Anadolu'dan herhangi bir kent görünümündeki Bosna Hersek'in başkenti Saraybosna, ramazan ayında ayrı bir güzelliğe büründü.
Osmanlı'ya ait aşırı sayıda tarihsel eserin bulunduğu, Avrupa'nın ortasında olmasına rağmen Anadolu'dan herhangi bir kent görünümündeki Bosna Hersek'in başkenti Saraybosna, ramazan ayında ayrı bir güzelliğe büründü
Osmanlı’nın yaklaşık 500 sene kaldığı ve halen Türk kültürünün her köşe başında hissedildiği Saraybosna, günümüze ulaşmayı başaran ramazan gelenekleriyle adeta bir Anadolu şehrini andırıyor.
Saraybosna'da yaşayan Boşnaklar, yüzyıllar boyunca sürdürdükleri gelenekleri bugün de devam ettirmenin gururunu ve mutluluğunu yaşıyor. Ramazan ayıyla beraber yaşatılan geleneklerden ötürü Avrupa'nın ortasındaki Saraybosna'nın, Konya'nın, Erzurum'un ve Manisa'nın adeta Avrupa'daki bir izdüşümü bulunduğu görülüyor.
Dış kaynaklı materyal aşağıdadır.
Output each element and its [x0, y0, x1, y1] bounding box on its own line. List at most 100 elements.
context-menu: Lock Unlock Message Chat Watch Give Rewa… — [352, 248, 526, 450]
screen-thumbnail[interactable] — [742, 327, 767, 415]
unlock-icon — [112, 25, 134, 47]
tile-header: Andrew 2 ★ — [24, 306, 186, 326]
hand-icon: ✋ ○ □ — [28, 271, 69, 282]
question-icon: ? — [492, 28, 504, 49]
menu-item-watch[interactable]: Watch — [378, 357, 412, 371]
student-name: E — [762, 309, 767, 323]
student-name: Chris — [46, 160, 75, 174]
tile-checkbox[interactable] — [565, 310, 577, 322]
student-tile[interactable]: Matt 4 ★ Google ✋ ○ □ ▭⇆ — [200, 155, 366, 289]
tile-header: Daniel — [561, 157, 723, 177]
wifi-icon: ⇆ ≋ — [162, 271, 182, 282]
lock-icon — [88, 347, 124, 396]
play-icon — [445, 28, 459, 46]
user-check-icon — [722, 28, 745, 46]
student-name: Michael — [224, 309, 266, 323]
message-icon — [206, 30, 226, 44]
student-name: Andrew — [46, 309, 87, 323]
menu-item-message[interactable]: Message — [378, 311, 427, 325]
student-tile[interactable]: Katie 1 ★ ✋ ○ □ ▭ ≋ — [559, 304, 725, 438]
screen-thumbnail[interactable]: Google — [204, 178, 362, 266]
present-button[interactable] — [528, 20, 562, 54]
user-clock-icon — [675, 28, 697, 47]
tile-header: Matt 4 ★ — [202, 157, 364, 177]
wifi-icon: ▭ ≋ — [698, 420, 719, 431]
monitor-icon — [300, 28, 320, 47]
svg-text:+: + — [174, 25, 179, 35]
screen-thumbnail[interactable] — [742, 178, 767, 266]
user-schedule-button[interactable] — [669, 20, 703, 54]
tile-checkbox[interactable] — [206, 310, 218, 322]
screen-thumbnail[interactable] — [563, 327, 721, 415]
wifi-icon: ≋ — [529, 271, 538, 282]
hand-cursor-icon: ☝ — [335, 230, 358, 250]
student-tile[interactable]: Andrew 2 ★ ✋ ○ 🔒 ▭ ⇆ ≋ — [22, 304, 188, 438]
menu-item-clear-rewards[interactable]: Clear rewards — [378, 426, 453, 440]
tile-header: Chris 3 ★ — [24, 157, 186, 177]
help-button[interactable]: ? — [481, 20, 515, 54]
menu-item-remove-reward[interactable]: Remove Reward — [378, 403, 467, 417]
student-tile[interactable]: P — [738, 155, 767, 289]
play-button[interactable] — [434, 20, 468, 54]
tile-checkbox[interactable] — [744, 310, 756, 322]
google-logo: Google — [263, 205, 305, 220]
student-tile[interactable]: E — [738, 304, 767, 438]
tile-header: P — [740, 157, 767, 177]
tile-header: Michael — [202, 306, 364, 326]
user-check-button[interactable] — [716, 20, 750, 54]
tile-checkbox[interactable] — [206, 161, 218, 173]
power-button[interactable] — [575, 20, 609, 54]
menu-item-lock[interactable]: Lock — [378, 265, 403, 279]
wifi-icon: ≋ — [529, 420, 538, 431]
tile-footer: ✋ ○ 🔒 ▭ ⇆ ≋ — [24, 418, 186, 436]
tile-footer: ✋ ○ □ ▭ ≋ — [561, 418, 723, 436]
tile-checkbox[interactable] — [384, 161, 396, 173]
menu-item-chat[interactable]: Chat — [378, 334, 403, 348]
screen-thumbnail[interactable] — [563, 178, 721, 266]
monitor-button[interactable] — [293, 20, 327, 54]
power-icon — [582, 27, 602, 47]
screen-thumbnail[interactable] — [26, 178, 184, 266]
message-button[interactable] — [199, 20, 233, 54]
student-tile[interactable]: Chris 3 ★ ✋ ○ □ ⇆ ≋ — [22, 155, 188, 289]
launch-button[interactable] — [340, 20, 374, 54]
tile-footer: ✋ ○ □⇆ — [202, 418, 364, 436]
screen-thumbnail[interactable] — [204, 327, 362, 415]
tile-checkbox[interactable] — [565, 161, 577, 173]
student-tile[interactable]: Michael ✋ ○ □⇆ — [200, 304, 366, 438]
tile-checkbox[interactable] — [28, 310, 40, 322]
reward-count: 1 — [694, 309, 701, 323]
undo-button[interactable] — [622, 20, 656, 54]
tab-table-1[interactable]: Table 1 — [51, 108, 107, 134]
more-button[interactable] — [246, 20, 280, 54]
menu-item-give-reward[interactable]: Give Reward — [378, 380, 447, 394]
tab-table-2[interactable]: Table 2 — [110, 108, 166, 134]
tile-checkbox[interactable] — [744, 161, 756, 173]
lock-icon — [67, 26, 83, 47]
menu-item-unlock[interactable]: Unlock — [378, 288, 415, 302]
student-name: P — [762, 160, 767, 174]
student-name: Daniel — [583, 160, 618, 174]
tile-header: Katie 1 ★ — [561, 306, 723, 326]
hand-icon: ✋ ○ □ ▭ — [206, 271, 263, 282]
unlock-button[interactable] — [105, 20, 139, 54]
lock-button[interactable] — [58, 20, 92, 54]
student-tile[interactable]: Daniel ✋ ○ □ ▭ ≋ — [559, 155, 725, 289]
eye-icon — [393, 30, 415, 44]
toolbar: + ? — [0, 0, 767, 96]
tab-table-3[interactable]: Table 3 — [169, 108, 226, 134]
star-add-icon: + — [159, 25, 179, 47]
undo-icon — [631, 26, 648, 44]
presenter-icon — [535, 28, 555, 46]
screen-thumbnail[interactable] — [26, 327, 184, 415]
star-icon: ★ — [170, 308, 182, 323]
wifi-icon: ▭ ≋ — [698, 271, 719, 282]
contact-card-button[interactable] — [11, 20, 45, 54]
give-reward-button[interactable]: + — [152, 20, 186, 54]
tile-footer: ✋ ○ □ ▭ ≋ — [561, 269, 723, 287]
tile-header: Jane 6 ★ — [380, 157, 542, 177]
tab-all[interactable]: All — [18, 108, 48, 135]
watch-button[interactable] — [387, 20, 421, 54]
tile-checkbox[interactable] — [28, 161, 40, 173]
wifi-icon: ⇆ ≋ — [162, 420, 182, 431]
Ramazan ayının gelmesiyle birlikte, Saraybosna’daki cadde ve sokaklar ışıklarla donatılıp, camilerin minarelerine İslam’ı temsilen yeşil ay-yıldızlı bayraklar asılıyor. Saraybosna'nın tarihsel mekanlarından olan Başçarşı'da ramazana ayı yoğun bir biçimde hissediliyor.
Başçarşı'nın en görkemli camilerinden bir tanesi olan Gazi Hüsrev Bey Camisi’nin içini ve avlusunu dolduran genç-yaşlı, kadın-erkek onlarca Saraybosnalı, her gün öğle ve ikindi namazları içinde okunan mukabeleyi dinliyor.
İftar saatinin yaklaşmasıyla birlkte, bilhassa Başçarşı hareketlenmeye başlıyor. Müşterilerine muhtelif iftar menüleri sunan restoranların yanı dizi Ramazan’a özgü 'somun' denilen pideler çıkaran fırınların önünde de uzun kuyruklar oluşuyor. Sıcacık somunlardan satın alarak iftar için evlerine giden vatandaşların ardından güzel somun kokuları geliyor.
Ezan saatinin yaklaşmasıyla şehrin en işlek caddeleri bile derin bir sessizliğe bürünüyor. İftar vaktinin geldiğini bildiren topun Kovaçi Şehitliği’nin üstündeki Sarı Tabya’dan ateşlenmesiyle birlikte, şehrin dört bir yanındaki camilerin minarelerinde kandiller yanıyor ve ezan sesleri semaya yükseliyor.
Saraybosna'daki ramazanda iftar sofraları ise ayrı bir zenginliğe bürünüyor. İftar sofralarının 2 vazgeçilmezi bulunuyor. Bunlardan bir tanesi ailelerin genellikle evlerde hazırladıkları limonata, Öteki ise tereyağı, kaymak ve değişik tür peynirlerden yapılan ''topa''...
İftarı limonata ve topa ile açan Saraybosnalılar, sofralarında fırından aldıkları sıcacık pideleri ise ihmal etmiyor. İftara topanın ardından, Bosna'ya özgü 'Begova çorbası', soğan dolması, yaprak sarması ve birbirinden lezzetli yöresel yemeklerle devam eden Boşnaklar, tatlı şekilde ise baklava, şekerpare, sütlaçı genellikle iftar sofrasında bulunduruyor.
Teravih namazlarına talep yoğun
Yatsı ezanlarının okunmaya başlanmasıyla caddelerdeki hareketlilik camilere doğru yönleniyor. Hatim ile teravih namazı kılmak arzu edenler Başçarşı'daki Çarşı Camisi'ni tercih ederken, öteki vatandaşlar ise genellikle Gazi Hüsrev Bey Camisi'nin avlusunda yaz esintisi altında namazlarını verme ediyor.
Teravih namazının ardından ise şehirde yaşam yine canlanıyor. Camilerden çıkanlar, çevredeki kafelerde sahura kadar sohbet ederek, vakitlerini geçiriyor.